I absolutely loved my Easter weekend. I shared it with my beautiful family and Bruno’s beautiful family. We chatted, we ate, we laughed, we ate, we played with rabbits and we laughed some more. I felt very empowered looking at my Instagram over the weekend too. Last year my feed was inundated with guilt pictures from health and fitness personalities telling me how many burpees I had to do to burn off my chocolate eggs. This year it was filled with smiles, positive affirmations, family photos and pure joy. My decision to unfollow the negative influencers was definitely a wise one.
Unfortunately, I can’t say that I could enjoy the weekend as freely as I would have liked to. Food is the one thing in my life that I pretty much have complete control over. I know that when things are somewhat out of control in my life that I will start looking at things in my life that I can control.
I am blessed that I have the tools now to be able to deal with the negative feelings when they do arise. I don’t punish myself with intense gym sessions. I don’t stop eating the following day to save on the calories. Those days are definitely behind me. What I do wish for and am working towards is to stop overthinking what I put on my plate at big family dinners. I so wish that I could just fill it with anything I want and not be so selective.

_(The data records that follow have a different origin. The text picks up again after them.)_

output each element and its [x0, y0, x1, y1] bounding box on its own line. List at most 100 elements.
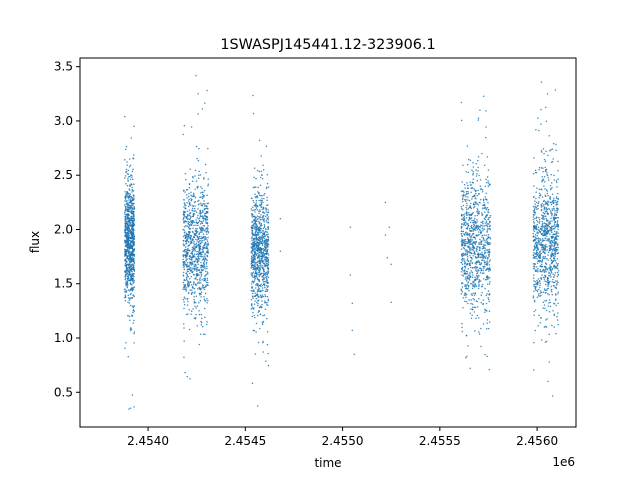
- data-point: [471, 284, 474, 286]
- data-point: [266, 244, 268, 247]
- data-point: [473, 187, 475, 190]
- data-point: [183, 327, 185, 329]
- data-point: [461, 330, 464, 333]
- data-point: [534, 233, 537, 236]
- data-point: [124, 213, 126, 215]
- data-point: [546, 174, 548, 176]
- data-point: [470, 293, 473, 295]
- data-point: [484, 244, 487, 246]
- data-point: [552, 142, 555, 145]
- data-point: [129, 218, 132, 220]
- data-point: [482, 239, 485, 241]
- data-point: [475, 285, 478, 287]
- data-point: [536, 243, 538, 246]
- data-point: [193, 224, 195, 227]
- data-point: [185, 272, 187, 274]
- data-point: [194, 175, 196, 177]
- data-point: [267, 244, 270, 246]
- data-point: [128, 246, 131, 249]
- data-point: [265, 259, 268, 262]
- data-point: [199, 231, 202, 233]
- data-point: [466, 259, 468, 262]
- data-point: [267, 254, 270, 256]
- data-point: [264, 215, 267, 218]
- data-point: [262, 164, 264, 166]
- data-point: [258, 275, 261, 278]
- data-point: [538, 229, 540, 232]
- data-point: [545, 281, 548, 283]
- data-point: [535, 285, 537, 288]
- data-point: [262, 281, 265, 283]
- data-point: [130, 211, 132, 213]
- data-point: [255, 220, 257, 223]
- data-point: [126, 228, 129, 231]
- data-point: [483, 247, 485, 249]
- data-point: [488, 293, 491, 296]
- data-point: [266, 290, 269, 292]
- data-point: [128, 258, 130, 261]
- data-point: [189, 377, 191, 380]
- data-point: [254, 232, 257, 235]
- data-point: [484, 256, 486, 259]
- data-point: [462, 275, 465, 277]
- data-point: [483, 201, 485, 204]
- data-point: [474, 222, 477, 225]
- data-point: [126, 190, 129, 193]
- data-point: [206, 271, 209, 273]
- data-point: [487, 262, 489, 264]
- data-point: [485, 220, 488, 222]
- data-point: [205, 261, 208, 264]
- data-point: [460, 261, 463, 264]
- data-point: [279, 250, 282, 252]
- data-point: [461, 286, 464, 288]
- data-point: [480, 241, 482, 243]
- data-point: [543, 239, 546, 242]
- data-point: [130, 206, 132, 209]
- data-point: [204, 247, 207, 249]
- data-point: [251, 307, 254, 309]
- data-point: [549, 305, 552, 308]
- data-point: [537, 202, 540, 205]
- data-point: [205, 237, 208, 239]
- data-point: [205, 267, 208, 270]
- data-point: [203, 224, 206, 227]
- data-point: [185, 256, 187, 258]
- data-point: [190, 310, 193, 312]
- data-point: [464, 285, 466, 287]
- data-point: [262, 169, 265, 171]
- data-point: [255, 249, 258, 252]
- data-point: [124, 288, 126, 291]
- data-point: [557, 235, 560, 237]
- data-point: [195, 278, 197, 280]
- data-point: [193, 240, 195, 243]
- data-point: [188, 328, 191, 331]
- data-point: [193, 193, 195, 196]
- data-point: [489, 251, 491, 254]
- data-point: [124, 299, 127, 302]
- data-point: [190, 194, 192, 196]
- data-point: [485, 214, 488, 217]
- data-point: [194, 268, 196, 270]
- data-point: [474, 306, 477, 309]
- data-point: [192, 175, 194, 178]
- data-point: [551, 262, 553, 265]
- data-point: [184, 284, 187, 286]
- data-point: [541, 228, 543, 230]
- data-point: [532, 196, 535, 198]
- data-point: [469, 251, 472, 254]
- data-point: [202, 193, 204, 196]
- data-point: [543, 199, 545, 202]
- data-point: [186, 202, 188, 204]
- data-point: [203, 286, 205, 289]
- data-point: [187, 247, 189, 250]
- data-point: [467, 190, 469, 193]
- data-point: [191, 253, 194, 255]
- data-point: [125, 250, 128, 253]
- data-point: [195, 145, 198, 148]
- data-point: [200, 317, 203, 320]
- data-point: [197, 177, 200, 179]
- data-point: [254, 255, 256, 258]
- data-point: [465, 223, 468, 225]
- data-point: [266, 226, 269, 229]
- data-point: [193, 300, 196, 303]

I know that I am “balanced” in many aspects of my life but I think my idea of balance is somewhat skewed from the norm. For me having dessert on the day of an event is enough. I will enjoy it on the night and then won’t go back for more the following day. It has been that way for nearly 10 years now and I think it will take time to reverse my psychology. I know that having more chocolate the following day or another piece of cake for afternoon tea the next day isn’t going to change anything. It really comes down to why do I care?
Looking at photos from three years ago at Easter and how tiny and sad I was really puts things into perspective. I have come so far and this is just another milestone I need to overcome. To think of the progress I have already made is incredible. I feel so blessed to have been able to navigate my way out of this and really be able to take life by both hands.
To be honest I know it isn’t the food that is the issue, it is the thoughts that are going on in my head.
My more rational brain knows that overindulging doesn’t make me a bad person. That a bloated stomach doesn’t make me any less fit. That eating more cake won’t take away my credibility as a nutrition student. I have power over those negative thoughts. They cannot or will not dictate my decisions unless I give them the power to do so.
When we are children we don’t overthink everything we do. We play if we want to play, we run if we want to run, we eat if we want to eat and we smile just because we can! How much more beautiful would life be if I took that approach more often?
There is nothing holding me back from doing that, just my mind. I am not letting it get me this time. I am going to embrace the situation, take it as a learning experience and move on without fear of judgement.
I am not writing this post for sympathy or pity. I am writing this because I know that I am not alone with these thoughts. I know that by hearing others go through similar situations that I feel comforted and not alone. I hope that my honesty and openness is helpful.
All things will come with a little time when you believe. – Myra
Easter weekend 2019 - Walking because it makes me happy not because I "ate too much."